Espi Garschina-Bobrow, a sophomore, was concerned about the additional debt she may be forced to incur because of Clark’s rising costs. “I have two younger siblings, so my parents don’t pay that much for school, which means I’m paying for it with my future,” she said. “It just feels icky. And I know that when I take out a loan for next year, because I do it every year, it’s going to feel even ickier,” she said.

Ryan Hovey, another member of the class of 2025, seemed to concur. Hovey was concerned about paying his bills to Clark for the coming year, particularly because he draws his funding from a variety of different sources. “Maybe it would be loans, and my parents, and it might also be me,” he explained.

“I am fortunate enough to have my parents cover most of the stuff,” said Jade Newman, a junior. Newman was worried for her friends who don’t have that same luxury – “if they were in this situation, well, they’d be screwed,” she said. Newman suggested that Clark administrators need to improve transparency by explaining why they plan to increase tuition “by that much.”

What We Pay For

At most colleges and universities in the United States, the revenue generated from students is used to pay for year-over-year operating expenditures – the costs that keep the lights on, in short. Clark is no different, according to a December 2022 University Financial Update obtained by The Scarlet from a member of the faculty. 

“Clark’s expenditure budget is supported by total revenue received, primarily tuition and fees,” the presentation explains. One slide includes an itemized budget for fiscal year 2023, showing that undergraduate and graduate tuition, fees and room and board accounted for approximately 68 percent of all revenue. In total, Clark received $140.3 million, but stacked up expenses numbering just over $150 million. The university spends most of its yearly revenue – 60 percent – on salaries, wages, and benefits. 

These graphics are from slide 10 of a university finance report prepared by Clark for presentation to faculty and staff.

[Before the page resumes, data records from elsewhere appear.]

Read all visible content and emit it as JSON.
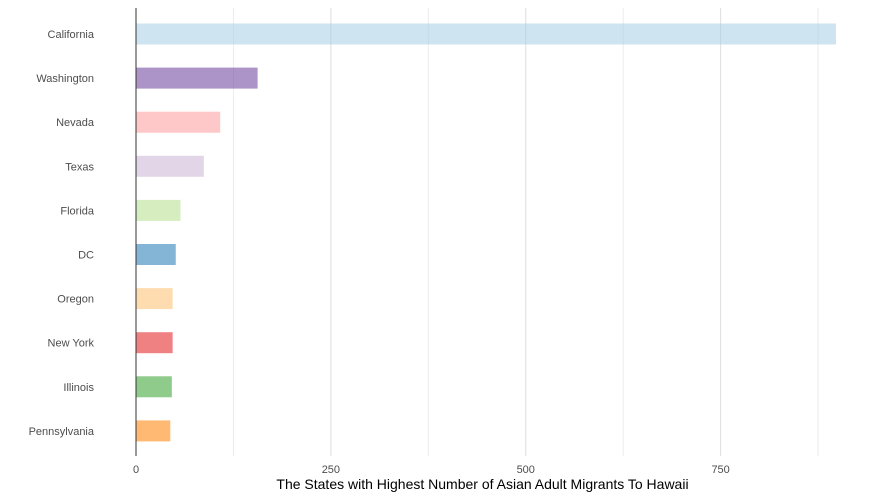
{
  "chart_data": {
    "type": "bar",
    "orientation": "horizontal",
    "categories": [
      "California",
      "Washington",
      "Nevada",
      "Texas",
      "Florida",
      "DC",
      "Oregon",
      "New York",
      "Illinois",
      "Pennsylvania"
    ],
    "values": [
      898,
      156,
      108,
      87,
      57,
      51,
      47,
      47,
      46,
      44
    ],
    "bar_colors": [
      "#a6cee3",
      "#6a3d9a",
      "#fb9a99",
      "#cab2d6",
      "#b2df8a",
      "#1f78b4",
      "#fdbf6f",
      "#e31a1c",
      "#33a02c",
      "#ff7f00"
    ],
    "bar_opacity": 0.55,
    "xlabel": "The States with Highest Number of Asian Adult Migrants To Hawaii",
    "ylabel": "",
    "x_ticks": [
      0,
      250,
      500,
      750
    ],
    "xlim": [
      0,
      900
    ],
    "grid": "vertical",
    "legend": "none"
  }
}
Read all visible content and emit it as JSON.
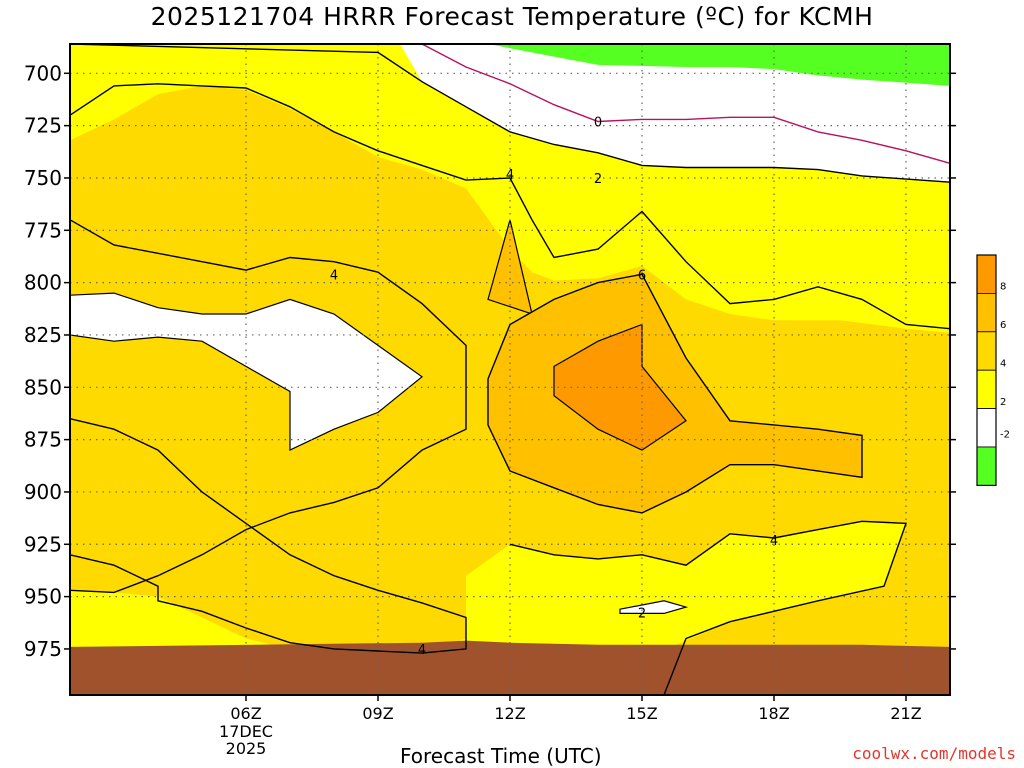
{
  "chart_data": {
    "type": "contour",
    "title": "2025121704 HRRR Forecast Temperature (ºC) for KCMH",
    "xlabel": "Forecast Time (UTC)",
    "ylabel": "",
    "credit": "coolwx.com/models",
    "x_ticks": [
      {
        "hour": 6,
        "label": "06Z",
        "sub": [
          "17DEC",
          "2025"
        ]
      },
      {
        "hour": 9,
        "label": "09Z",
        "sub": []
      },
      {
        "hour": 12,
        "label": "12Z",
        "sub": []
      },
      {
        "hour": 15,
        "label": "15Z",
        "sub": []
      },
      {
        "hour": 18,
        "label": "18Z",
        "sub": []
      },
      {
        "hour": 21,
        "label": "21Z",
        "sub": []
      }
    ],
    "xlim_hours": [
      2,
      22
    ],
    "y_ticks": [
      700,
      725,
      750,
      775,
      800,
      825,
      850,
      875,
      900,
      925,
      950,
      975
    ],
    "ylim_hpa": [
      686,
      997
    ],
    "grid": true,
    "legend": {
      "position": "right",
      "labels": [
        "8",
        "6",
        "4",
        "2",
        "-2"
      ],
      "colors": [
        "#fe9a00",
        "#ffc000",
        "#ffda00",
        "#ffff00",
        "#ffffff",
        "#55ff22"
      ]
    },
    "levels": [
      -2,
      0,
      2,
      4,
      6,
      8
    ],
    "fill_colors": {
      "lt_m2": "#55ff22",
      "c0_2": "#ffffff",
      "c2_4": "#ffff00",
      "c4_6": "#ffda00",
      "c6_8": "#ffc000",
      "c8_10": "#fe9a00",
      "ground": "#a0522d"
    },
    "regions": {
      "green": [
        [
          11.5,
          686
        ],
        [
          22,
          686
        ],
        [
          22,
          706
        ],
        [
          20,
          703
        ],
        [
          19,
          701
        ],
        [
          18,
          698
        ],
        [
          17,
          697
        ],
        [
          16,
          697
        ],
        [
          14,
          696
        ],
        [
          13,
          692
        ],
        [
          12,
          688
        ],
        [
          11.5,
          686
        ]
      ],
      "white_upper": [
        [
          9.5,
          686
        ],
        [
          22,
          686
        ],
        [
          22,
          752
        ],
        [
          20,
          749
        ],
        [
          19,
          746
        ],
        [
          18,
          745
        ],
        [
          16,
          745
        ],
        [
          15,
          744
        ],
        [
          14,
          738
        ],
        [
          13,
          734
        ],
        [
          12,
          728
        ],
        [
          11,
          716
        ],
        [
          10,
          704
        ],
        [
          9.5,
          686
        ]
      ],
      "yellow_top": [
        [
          2,
          686
        ],
        [
          9.5,
          686
        ],
        [
          10,
          704
        ],
        [
          11,
          716
        ],
        [
          12,
          728
        ],
        [
          13,
          734
        ],
        [
          14,
          738
        ],
        [
          15,
          744
        ],
        [
          16,
          745
        ],
        [
          18,
          745
        ],
        [
          19,
          746
        ],
        [
          20,
          749
        ],
        [
          22,
          752
        ],
        [
          22,
          824
        ],
        [
          21,
          822
        ],
        [
          19.5,
          818
        ],
        [
          18,
          818
        ],
        [
          17,
          815
        ],
        [
          16,
          808
        ],
        [
          15,
          792
        ],
        [
          14,
          798
        ],
        [
          13,
          799
        ],
        [
          12.5,
          795
        ],
        [
          12,
          784
        ],
        [
          11,
          755
        ],
        [
          10,
          746
        ],
        [
          9,
          740
        ],
        [
          8,
          728
        ],
        [
          7,
          717
        ],
        [
          6,
          708
        ],
        [
          5,
          706
        ],
        [
          4,
          710
        ],
        [
          3,
          722
        ],
        [
          2,
          732
        ]
      ],
      "orange_mid": [
        [
          2,
          732
        ],
        [
          3,
          722
        ],
        [
          4,
          710
        ],
        [
          5,
          706
        ],
        [
          6,
          708
        ],
        [
          7,
          717
        ],
        [
          8,
          728
        ],
        [
          9,
          740
        ],
        [
          10,
          746
        ],
        [
          11,
          755
        ],
        [
          12,
          784
        ],
        [
          12.5,
          795
        ],
        [
          13,
          799
        ],
        [
          14,
          798
        ],
        [
          15,
          792
        ],
        [
          16,
          808
        ],
        [
          17,
          815
        ],
        [
          18,
          818
        ],
        [
          19.5,
          818
        ],
        [
          21,
          822
        ],
        [
          22,
          824
        ],
        [
          22,
          997
        ],
        [
          17,
          997
        ],
        [
          16,
          985
        ],
        [
          17,
          972
        ],
        [
          18,
          962
        ],
        [
          20,
          954
        ],
        [
          22,
          951
        ],
        [
          22,
          900
        ],
        [
          21.5,
          896
        ],
        [
          21.5,
          880
        ],
        [
          22,
          868
        ],
        [
          22,
          824
        ],
        [
          21,
          822
        ],
        [
          17,
          868
        ],
        [
          19,
          870
        ],
        [
          20,
          873
        ],
        [
          20,
          893
        ],
        [
          18,
          887
        ],
        [
          17,
          887
        ],
        [
          16,
          900
        ],
        [
          15,
          910
        ],
        [
          14,
          906
        ],
        [
          13,
          898
        ],
        [
          12,
          890
        ],
        [
          11.5,
          868
        ],
        [
          11.5,
          844
        ],
        [
          12,
          818
        ],
        [
          13,
          808
        ],
        [
          14,
          800
        ],
        [
          15,
          810
        ],
        [
          16,
          836
        ],
        [
          17,
          866
        ],
        [
          22,
          824
        ]
      ],
      "orange_band": [
        [
          2,
          997
        ],
        [
          2,
          947
        ],
        [
          3,
          948
        ],
        [
          4,
          950
        ],
        [
          5,
          960
        ],
        [
          6,
          970
        ],
        [
          7,
          975
        ],
        [
          8,
          976
        ],
        [
          9,
          977
        ],
        [
          10,
          977
        ],
        [
          11,
          970
        ],
        [
          11,
          940
        ],
        [
          12,
          925
        ],
        [
          13,
          930
        ],
        [
          14,
          932
        ],
        [
          15,
          930
        ],
        [
          16,
          935
        ],
        [
          17,
          920
        ],
        [
          18,
          922
        ],
        [
          19,
          918
        ],
        [
          20,
          914
        ],
        [
          21,
          915
        ],
        [
          20.5,
          945
        ],
        [
          19,
          952
        ],
        [
          17,
          962
        ],
        [
          15,
          980
        ],
        [
          14,
          997
        ]
      ]
    },
    "contours": [
      {
        "value": 0,
        "color": "#b5125f",
        "points": [
          [
            10,
            686
          ],
          [
            11,
            697
          ],
          [
            12,
            705
          ],
          [
            13,
            715
          ],
          [
            14,
            723
          ],
          [
            15,
            722
          ],
          [
            16,
            722
          ],
          [
            17,
            721
          ],
          [
            18,
            721
          ],
          [
            19,
            728
          ],
          [
            20,
            732
          ],
          [
            21,
            737
          ],
          [
            22,
            743
          ]
        ],
        "label_at": [
          14,
          723
        ]
      },
      {
        "value": 2,
        "color": "#000",
        "points": [
          [
            2,
            686
          ],
          [
            9,
            690
          ],
          [
            10,
            704
          ],
          [
            11,
            716
          ],
          [
            12,
            728
          ],
          [
            13,
            734
          ],
          [
            14,
            738
          ],
          [
            15,
            744
          ],
          [
            16,
            745
          ],
          [
            18,
            745
          ],
          [
            19,
            746
          ],
          [
            20,
            749
          ],
          [
            22,
            752
          ]
        ],
        "label_at": [
          14,
          750
        ]
      },
      {
        "value": 4,
        "color": "#000",
        "points": [
          [
            2,
            720
          ],
          [
            3,
            706
          ],
          [
            4,
            705
          ],
          [
            5,
            706
          ],
          [
            6,
            707
          ],
          [
            7,
            716
          ],
          [
            8,
            728
          ],
          [
            9,
            737
          ],
          [
            10,
            744
          ],
          [
            11,
            751
          ],
          [
            12,
            750
          ],
          [
            12.5,
            770
          ],
          [
            13,
            788
          ],
          [
            14,
            784
          ],
          [
            15,
            766
          ],
          [
            16,
            790
          ],
          [
            17,
            810
          ],
          [
            18,
            808
          ],
          [
            19,
            802
          ],
          [
            20,
            808
          ],
          [
            21,
            820
          ],
          [
            22,
            822
          ]
        ],
        "label_at": [
          12,
          748
        ]
      },
      {
        "value": 4,
        "color": "#000",
        "points": [
          [
            2,
            770
          ],
          [
            3,
            782
          ],
          [
            4,
            786
          ],
          [
            5,
            790
          ],
          [
            6,
            794
          ],
          [
            7,
            788
          ],
          [
            8,
            790
          ],
          [
            9,
            795
          ],
          [
            10,
            810
          ],
          [
            11,
            830
          ],
          [
            11,
            852
          ],
          [
            11,
            870
          ],
          [
            10,
            880
          ],
          [
            9,
            898
          ],
          [
            8,
            905
          ],
          [
            7,
            910
          ],
          [
            6,
            918
          ],
          [
            5,
            930
          ],
          [
            4,
            940
          ],
          [
            3,
            948
          ],
          [
            2,
            947
          ]
        ],
        "label_at": [
          8,
          796
        ]
      },
      {
        "value": 4,
        "color": "#000",
        "points": [
          [
            2,
            865
          ],
          [
            3,
            870
          ],
          [
            4,
            880
          ],
          [
            5,
            900
          ],
          [
            6,
            915
          ],
          [
            7,
            930
          ],
          [
            8,
            940
          ],
          [
            9,
            947
          ],
          [
            10,
            953
          ],
          [
            11,
            960
          ],
          [
            11,
            975
          ],
          [
            10,
            977
          ],
          [
            9,
            976
          ],
          [
            8,
            975
          ],
          [
            7,
            972
          ],
          [
            6,
            965
          ],
          [
            5,
            957
          ],
          [
            4,
            952
          ],
          [
            4,
            945
          ],
          [
            3,
            935
          ],
          [
            2,
            930
          ]
        ],
        "label_at": [
          10,
          975
        ]
      },
      {
        "value": 4,
        "color": "#000",
        "points": [
          [
            12,
            925
          ],
          [
            13,
            930
          ],
          [
            14,
            932
          ],
          [
            15,
            930
          ],
          [
            16,
            935
          ],
          [
            17,
            920
          ],
          [
            18,
            922
          ],
          [
            19,
            918
          ],
          [
            20,
            914
          ],
          [
            21,
            915
          ],
          [
            20.5,
            945
          ],
          [
            19,
            952
          ],
          [
            17,
            962
          ],
          [
            16,
            970
          ],
          [
            15.5,
            997
          ]
        ],
        "label_at": [
          18,
          923
        ]
      },
      {
        "value": 6,
        "color": "#000",
        "points": [
          [
            11.5,
            846
          ],
          [
            12,
            820
          ],
          [
            13,
            808
          ],
          [
            14,
            800
          ],
          [
            15,
            796
          ],
          [
            16,
            836
          ],
          [
            17,
            866
          ],
          [
            19,
            870
          ],
          [
            20,
            873
          ],
          [
            20,
            893
          ],
          [
            18,
            887
          ],
          [
            17,
            887
          ],
          [
            16,
            900
          ],
          [
            15,
            910
          ],
          [
            14,
            906
          ],
          [
            13,
            898
          ],
          [
            12,
            890
          ],
          [
            11.5,
            868
          ],
          [
            11.5,
            846
          ]
        ],
        "label_at": [
          15,
          796
        ]
      }
    ],
    "spots": [
      {
        "id": "warm-core",
        "value": 8,
        "points": [
          [
            13,
            840
          ],
          [
            14,
            828
          ],
          [
            15,
            820
          ],
          [
            15,
            840
          ],
          [
            16,
            866
          ],
          [
            15,
            880
          ],
          [
            14,
            870
          ],
          [
            13,
            854
          ]
        ]
      },
      {
        "id": "orange-spike",
        "value": 6,
        "points": [
          [
            12,
            770
          ],
          [
            12.5,
            815
          ],
          [
            11.5,
            808
          ],
          [
            12,
            770
          ]
        ]
      },
      {
        "id": "white-pocket-left",
        "points": [
          [
            2,
            806
          ],
          [
            3,
            805
          ],
          [
            4,
            812
          ],
          [
            5,
            815
          ],
          [
            6,
            815
          ],
          [
            7,
            808
          ],
          [
            8,
            815
          ],
          [
            9,
            830
          ],
          [
            10,
            845
          ],
          [
            9,
            862
          ],
          [
            8,
            870
          ],
          [
            7,
            880
          ],
          [
            7,
            852
          ],
          [
            6,
            840
          ],
          [
            5,
            828
          ],
          [
            4,
            826
          ],
          [
            3,
            828
          ],
          [
            2,
            825
          ]
        ]
      },
      {
        "id": "white-pocket-low",
        "value": 2,
        "points": [
          [
            14.5,
            956
          ],
          [
            15.5,
            952
          ],
          [
            16,
            955
          ],
          [
            15.5,
            958
          ],
          [
            14.5,
            958
          ]
        ]
      }
    ],
    "ground": [
      [
        2,
        974
      ],
      [
        10,
        972
      ],
      [
        11,
        971
      ],
      [
        12,
        972
      ],
      [
        14,
        973
      ],
      [
        16,
        973
      ],
      [
        20,
        973
      ],
      [
        22,
        974
      ],
      [
        22,
        997
      ],
      [
        2,
        997
      ]
    ]
  }
}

Clark’s financial challenge is two-fold. First, according to the presentation, Clark faces the pressure of increasing costs. “The University’s total operating expense increased $20.4 million, or 16 [percent], from FY21 to FY22,” they wrote. The university attributes this partly to inflation, and partly to “returning to normal operations,” from COVID-19. Revenue had also decreased because of “two years of enrollment declines” due to the pandemic, they wrote.

Second: all these challenges mean that the university has endured “two years of operating deficits.” 

To make up for that deficit, Clark pulls from its endowment funds. Internal rules dictate that the university is only allowed to collect a certain amount per year – called the “annual distribution rate” – subject to the approval of the Board of Trustees. Historically, this rate was set at 5 percent. It was increased to 6 percent for fiscal year 2023, according to the presentation. This is accounted for in the “revenue” pie chart as “endowment distribution,” representing 20 percent of total revenue. 

As the “expenses” pie chart reveals, revenue is not used to fund major capital projects like new buildings. Investments such as the new Center for Media Arts, Computing and Design are funded almost singularly through debt – loans – and by philanthropic gifts to the university. 

In his 2022 State of the University address, given on Dec. 20, President David Fithian urged patience as the university realized its “overall financial strategy.” He promised to continue “prudent investing rather than across-the-board belt-tightening” even while facing deficits. “We expect that many of the investments we are making now will increase revenue and strengthen our operating budget in the years ahead,” Fithian said. 

He explained that the university is aiming to enter fiscal year 2025 with a balanced budget. And next year, according to the presentation, Clark is budgeting for “an across-the-board base salary increase of 3 [percent.]”

Even with this reassurance, anxiety is still running high among Clark students.  

“I think the Clark community has a lot of networks for students to support students, but something like this – it kind of just shoots everyone in the foot,” said Abby Wilkes. “I think it’s not fair. They have pockets they can reach into,” she said.